1. ## Find the inverse to (I+E) where E is a projection

Hello,

I have the following problem: Let $V$ be a vector space and $E$ an idempotent linear operator on $V$. Prove that $(I+E)$ is invertible. Find $(I+E)^{-1}$.

Since the problem is for a project not an assignment I cheated a bit and found a worked solution which declares $(I+E)^{-1}=(1-\frac{1}{2}E)$. Now if you know this is the inverse then everything is very easy. Just calculate $(I+E)^{-1}(I-\frac{1}{2}E)$ and you see that it is equal to $I$ and then find $(I-\frac{1}{2}E)(I+E)^{-1}=I$ and apply a theorem ($AB=I$ and $CA=I$ implies exists $A^{-1}$).

The problem is I can't figure out how to deduce that exact form of the inverse.

I tried $(I+E)(X+Y)$ constructions but could not find a second equation so I'm stuck with 1 equation in two unknowns.

I tried setting $X=I$, which seems reasonable in general but not so intuitive, but then in the process of solving for $Y$ I get an expression which requires division.

Like, $(I+E)(I+Y)=I^2+IY+EI+EY$. Since I want this to equal $I$, set $I^2+IY+EI+EY=I$ and solve for $Y$, $(I+E)Y=-E \iff Y=\frac{-E}{I+E}$. Perhaps this expression makes sense perhaps not I don't know.
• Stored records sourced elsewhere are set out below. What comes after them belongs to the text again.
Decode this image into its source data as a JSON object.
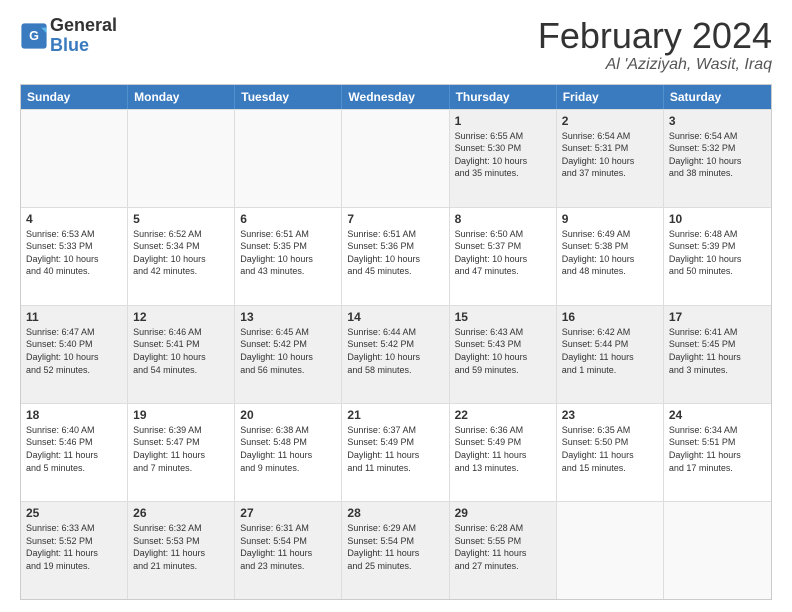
{
  "logo": {
    "line1": "General",
    "line2": "Blue"
  },
  "calendar": {
    "title": "February 2024",
    "subtitle": "Al 'Aziziyah, Wasit, Iraq",
    "headers": [
      "Sunday",
      "Monday",
      "Tuesday",
      "Wednesday",
      "Thursday",
      "Friday",
      "Saturday"
    ],
    "rows": [
      [
        {
          "day": "",
          "info": "",
          "empty": true
        },
        {
          "day": "",
          "info": "",
          "empty": true
        },
        {
          "day": "",
          "info": "",
          "empty": true
        },
        {
          "day": "",
          "info": "",
          "empty": true
        },
        {
          "day": "1",
          "info": "Sunrise: 6:55 AM\nSunset: 5:30 PM\nDaylight: 10 hours\nand 35 minutes."
        },
        {
          "day": "2",
          "info": "Sunrise: 6:54 AM\nSunset: 5:31 PM\nDaylight: 10 hours\nand 37 minutes."
        },
        {
          "day": "3",
          "info": "Sunrise: 6:54 AM\nSunset: 5:32 PM\nDaylight: 10 hours\nand 38 minutes."
        }
      ],
      [
        {
          "day": "4",
          "info": "Sunrise: 6:53 AM\nSunset: 5:33 PM\nDaylight: 10 hours\nand 40 minutes."
        },
        {
          "day": "5",
          "info": "Sunrise: 6:52 AM\nSunset: 5:34 PM\nDaylight: 10 hours\nand 42 minutes."
        },
        {
          "day": "6",
          "info": "Sunrise: 6:51 AM\nSunset: 5:35 PM\nDaylight: 10 hours\nand 43 minutes."
        },
        {
          "day": "7",
          "info": "Sunrise: 6:51 AM\nSunset: 5:36 PM\nDaylight: 10 hours\nand 45 minutes."
        },
        {
          "day": "8",
          "info": "Sunrise: 6:50 AM\nSunset: 5:37 PM\nDaylight: 10 hours\nand 47 minutes."
        },
        {
          "day": "9",
          "info": "Sunrise: 6:49 AM\nSunset: 5:38 PM\nDaylight: 10 hours\nand 48 minutes."
        },
        {
          "day": "10",
          "info": "Sunrise: 6:48 AM\nSunset: 5:39 PM\nDaylight: 10 hours\nand 50 minutes."
        }
      ],
      [
        {
          "day": "11",
          "info": "Sunrise: 6:47 AM\nSunset: 5:40 PM\nDaylight: 10 hours\nand 52 minutes."
        },
        {
          "day": "12",
          "info": "Sunrise: 6:46 AM\nSunset: 5:41 PM\nDaylight: 10 hours\nand 54 minutes."
        },
        {
          "day": "13",
          "info": "Sunrise: 6:45 AM\nSunset: 5:42 PM\nDaylight: 10 hours\nand 56 minutes."
        },
        {
          "day": "14",
          "info": "Sunrise: 6:44 AM\nSunset: 5:42 PM\nDaylight: 10 hours\nand 58 minutes."
        },
        {
          "day": "15",
          "info": "Sunrise: 6:43 AM\nSunset: 5:43 PM\nDaylight: 10 hours\nand 59 minutes."
        },
        {
          "day": "16",
          "info": "Sunrise: 6:42 AM\nSunset: 5:44 PM\nDaylight: 11 hours\nand 1 minute."
        },
        {
          "day": "17",
          "info": "Sunrise: 6:41 AM\nSunset: 5:45 PM\nDaylight: 11 hours\nand 3 minutes."
        }
      ],
      [
        {
          "day": "18",
          "info": "Sunrise: 6:40 AM\nSunset: 5:46 PM\nDaylight: 11 hours\nand 5 minutes."
        },
        {
          "day": "19",
          "info": "Sunrise: 6:39 AM\nSunset: 5:47 PM\nDaylight: 11 hours\nand 7 minutes."
        },
        {
          "day": "20",
          "info": "Sunrise: 6:38 AM\nSunset: 5:48 PM\nDaylight: 11 hours\nand 9 minutes."
        },
        {
          "day": "21",
          "info": "Sunrise: 6:37 AM\nSunset: 5:49 PM\nDaylight: 11 hours\nand 11 minutes."
        },
        {
          "day": "22",
          "info": "Sunrise: 6:36 AM\nSunset: 5:49 PM\nDaylight: 11 hours\nand 13 minutes."
        },
        {
          "day": "23",
          "info": "Sunrise: 6:35 AM\nSunset: 5:50 PM\nDaylight: 11 hours\nand 15 minutes."
        },
        {
          "day": "24",
          "info": "Sunrise: 6:34 AM\nSunset: 5:51 PM\nDaylight: 11 hours\nand 17 minutes."
        }
      ],
      [
        {
          "day": "25",
          "info": "Sunrise: 6:33 AM\nSunset: 5:52 PM\nDaylight: 11 hours\nand 19 minutes."
        },
        {
          "day": "26",
          "info": "Sunrise: 6:32 AM\nSunset: 5:53 PM\nDaylight: 11 hours\nand 21 minutes."
        },
        {
          "day": "27",
          "info": "Sunrise: 6:31 AM\nSunset: 5:54 PM\nDaylight: 11 hours\nand 23 minutes."
        },
        {
          "day": "28",
          "info": "Sunrise: 6:29 AM\nSunset: 5:54 PM\nDaylight: 11 hours\nand 25 minutes."
        },
        {
          "day": "29",
          "info": "Sunrise: 6:28 AM\nSunset: 5:55 PM\nDaylight: 11 hours\nand 27 minutes."
        },
        {
          "day": "",
          "info": "",
          "empty": true
        },
        {
          "day": "",
          "info": "",
          "empty": true
        }
      ]
    ]
  }
}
I know in general that under certain conditions you can define both left and right division of linear transformations but this seems too complicated for this.

I've also tried setting $IY+EI+EY=0$ since the truth of that would cause $I^2+IY+EI+EY=I$ as $I$ is idempotent. But then this appears only to tell me $(I+E)Y=-E \iff Y=\frac{-E}{I+E}$ again.

Regards

2. ## Re: Find the inverse to (I+E) where E is a projection

in terms of polynomials,

$E=E^2$ means $E$ satisfies the polynomial $x^2-x$

similarly $A=I+E$ satisfies

$x^2-3x+2$

which means $A\left(\frac{A-3I}{-2}\right)=I$

this gives $A^{-1}$

3. ## Re: Find the inverse to (I+E) where E is a projection

Originally Posted by Idea
in terms of polynomials,

$E=E^2$ means $E$ satisfies the polynomial $x^2-x$

similarly $A=I+E$ satisfies

$x^2-3x+2$
How do you make this step? $I+E$ isn't a projection so I can't just feed it into $x^2-x=0$. Is this just a change of variable thing I don't remember how to do?

4. ## Re: Find the inverse to (I+E) where E is a projection

$A=I+E$

$A^2=(I+E)^2=I+2E+E^2=I+3E$

Eliminate $E$ from the two equations

$A^2-3A=-2I$

$\frac{A^2-3A}{-2}=I$

$\frac{A(A-3I)}{-2}=I$

$A^{-1}=\frac{A-3I}{-2}=-\frac{1}{2}A+\frac{3}{2}I=-\frac{1}{2}(I+E)+\frac{3}{2}I=I-\frac{1}{2}E$